Cultura

Dica de leitura: O ano em que trafiquei mulheres

Por Monique Prada

Não dá pra fugir do assunto “tráfico” (muito embora o mais conveniente seja simplesmente grudar na parede um cartazinho dizendo “apoiamos o enfrentamento ao tráfico humano”, outro com “somos contra a exploração sexual de menores” e assunto encerrado).

Não dá pra fugir do assunto “tráfico humano” quando se quer tratar de modo sério e responsável a questão do trabalho sexual.

Não dá pra ignorar o que dizem as leis sobre nosso consentimento ser irrelevante quando se trata de viajar para trabalhar em outra cidade-estado-país – e de que modo isso afeta o nosso trabalho e mesmo as estatísticas sobre tráfico humano para exploração sexual. É assunto pesado que estou estudando. Até a Copa eu realmente não tinha me dado conta de que TODO DESLOCAMENTO que envolva trabalho sexual é considerado tráfico.

Durante a Copa, eu estive trabalhando entre Porto Alegre e São Paulo. Na prática, se alguém tivesse me ajudado comprando passagens, me oferecendo hospedagem ou o que seja, estaria me traficando. Pasmem. Nós não podemos nos deslocar para trabalho mesmo dentro do país. De posse desse conhecimento, não é mais possível ignorar o assunto.

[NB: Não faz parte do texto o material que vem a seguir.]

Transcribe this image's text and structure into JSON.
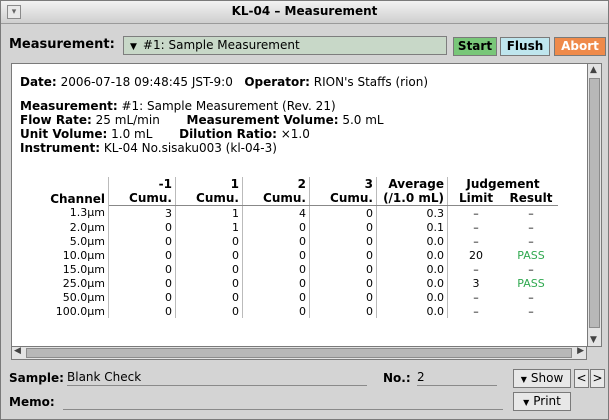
{
  "window": {
    "title": "KL-04 – Measurement"
  },
  "toolbar": {
    "measurement_label": "Measurement:",
    "measurement_value": "#1: Sample Measurement",
    "start_label": "Start",
    "flush_label": "Flush",
    "abort_label": "Abort",
    "colors": {
      "start": "#79c779",
      "flush": "#bfe6ee",
      "abort": "#ef8a4a"
    }
  },
  "info": {
    "date_label": "Date:",
    "date_value": "2006-07-18 09:48:45 JST-9:0",
    "operator_label": "Operator:",
    "operator_value": "RION's Staffs (rion)",
    "measurement_label": "Measurement:",
    "measurement_value": "#1: Sample Measurement (Rev. 21)",
    "flow_rate_label": "Flow Rate:",
    "flow_rate_value": "25 mL/min",
    "meas_volume_label": "Measurement Volume:",
    "meas_volume_value": "5.0 mL",
    "unit_volume_label": "Unit Volume:",
    "unit_volume_value": "1.0 mL",
    "dilution_label": "Dilution Ratio:",
    "dilution_value": "×1.0",
    "instrument_label": "Instrument:",
    "instrument_value": "KL-04 No.sisaku003 (kl-04-3)"
  },
  "table": {
    "headers": {
      "channel": "Channel",
      "col_m1": "-1",
      "col_1": "1",
      "col_2": "2",
      "col_3": "3",
      "cumu": "Cumu.",
      "average": "Average",
      "average_unit": "(/1.0 mL)",
      "judgement": "Judgement",
      "limit": "Limit",
      "result": "Result"
    },
    "rows": [
      {
        "channel": "1.3µm",
        "m1": "3",
        "c1": "1",
        "c2": "4",
        "c3": "0",
        "avg": "0.3",
        "limit": "–",
        "result": "–"
      },
      {
        "channel": "2.0µm",
        "m1": "0",
        "c1": "1",
        "c2": "0",
        "c3": "0",
        "avg": "0.1",
        "limit": "–",
        "result": "–"
      },
      {
        "channel": "5.0µm",
        "m1": "0",
        "c1": "0",
        "c2": "0",
        "c3": "0",
        "avg": "0.0",
        "limit": "–",
        "result": "–"
      },
      {
        "channel": "10.0µm",
        "m1": "0",
        "c1": "0",
        "c2": "0",
        "c3": "0",
        "avg": "0.0",
        "limit": "20",
        "result": "PASS"
      },
      {
        "channel": "15.0µm",
        "m1": "0",
        "c1": "0",
        "c2": "0",
        "c3": "0",
        "avg": "0.0",
        "limit": "–",
        "result": "–"
      },
      {
        "channel": "25.0µm",
        "m1": "0",
        "c1": "0",
        "c2": "0",
        "c3": "0",
        "avg": "0.0",
        "limit": "3",
        "result": "PASS"
      },
      {
        "channel": "50.0µm",
        "m1": "0",
        "c1": "0",
        "c2": "0",
        "c3": "0",
        "avg": "0.0",
        "limit": "–",
        "result": "–"
      },
      {
        "channel": "100.0µm",
        "m1": "0",
        "c1": "0",
        "c2": "0",
        "c3": "0",
        "avg": "0.0",
        "limit": "–",
        "result": "–"
      }
    ]
  },
  "bottom": {
    "sample_label": "Sample:",
    "sample_value": "Blank Check",
    "no_label": "No.:",
    "no_value": "2",
    "memo_label": "Memo:",
    "memo_value": "",
    "show_label": "Show",
    "print_label": "Print",
    "prev_label": "<",
    "next_label": ">"
  }
}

Durante este período eu li, dentre outros, O ano em que trafiquei mulheres, de Antonio Salas.

Antonio é um jornalista que se disfarça e se mete em redes criminosas, a partir dali escrevendo seus livros. Antonio é um abolicionista, e um cínico com toques de machismo internalizados. Claramente lamenta pelas mulheres que se deixam “profanar” (eu não lembro se é este o termo, mas é este o sentido). É religioso, e a sexualidade feminina é algo que não compreende bem. É um cínico por que, mesmo tendo pago seus honorários (valores sabidamente baixos, dado o tipo de profissional escolhida), esteve ali tomando depoimentos para (sim!) publicá-los em livro e lucrar muito em cima de prostitutas, como fazem as pessoas que ele tanto critica (procurando o link pra postar aqui, constato que a edição em língua portuguesa está esgotada – escrever sobre putas rende horrores, em especial se você não for uma delas ou optar por histórias fantasiosas e cheias de glamour). Feitas essas ressalvas, recomendo a leitura.

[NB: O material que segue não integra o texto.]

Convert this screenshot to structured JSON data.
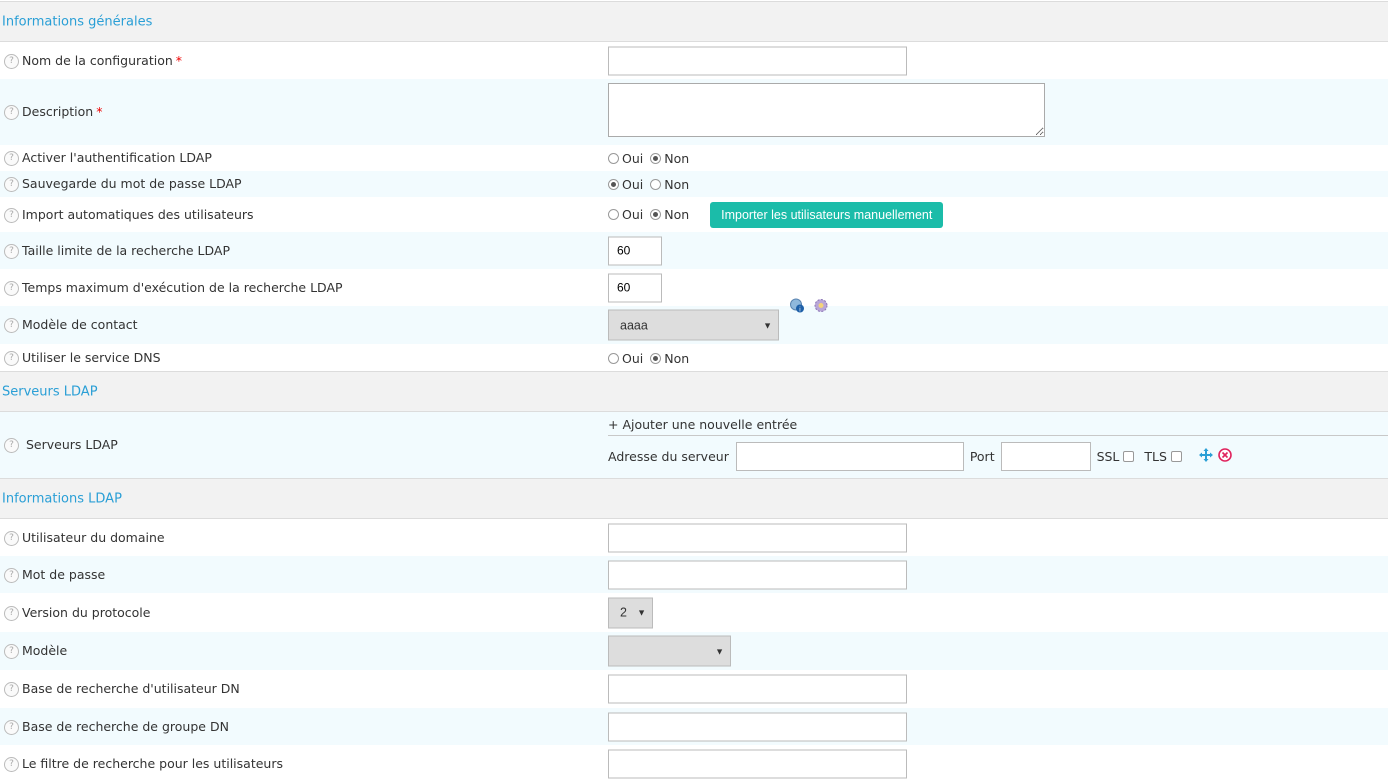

Ao final, Antonio tenta salvar uma das “vítimas” de tráfico, no que é rejeitado. Apesar de a moça viver em situação precária na Espanha, ela é bastante clara: a situação em seu país de origem é tão absurdamente pior que a simples possibilidade de voltar a viver lá a assombra terrivelmente. Antonio a partir dali precisa reconhecer essa realidade e conviver com ela.

Existe algo com que nós, em muitos sentidos privilegiados, precisamos aprender a conviver: a vida das pessoas, possivelmente da maioria das pessoas, ao invés de dádiva é fardo. Tudo o que podemos fazer é, a nosso modo e com nossas claras limitações, tentar tornar esse fardo mais leve de carregar durante o curto período em que passamos por aqui.

A não regulamentação do trabalho sexual ao redor do mundo, a manutenção do Protocolo de Palermo nos termos em que o temos hoje (desconsiderando completamente o trabalho sexual consensual e confundindo prostituição voluntária com tráfico de pessoas) e a invisibilidade e a opressão sobre essas trabalhadoras torna sua passagem pelo mundo um fardo ainda mais pesado.

2 comentários sobre “Dica de leitura: O ano em que trafiquei mulheres

  • Boa análise. Eu me encantei com esse livro quando li (em 2006) mas hoje, revisando ele, dá para perceber que os traços moralistas do autor estragam tudo, inclusive a sua pesquisa. O avanço da informação no que diz respeito às meninas nigerianas – que são traficadas não apenas pela sua pobreza, como o livro sugere, mas por questões religiosas e porque vivem uma rotina de agressões e tortura nos seus países natais – torna várias passagens do livro obsoletas, até.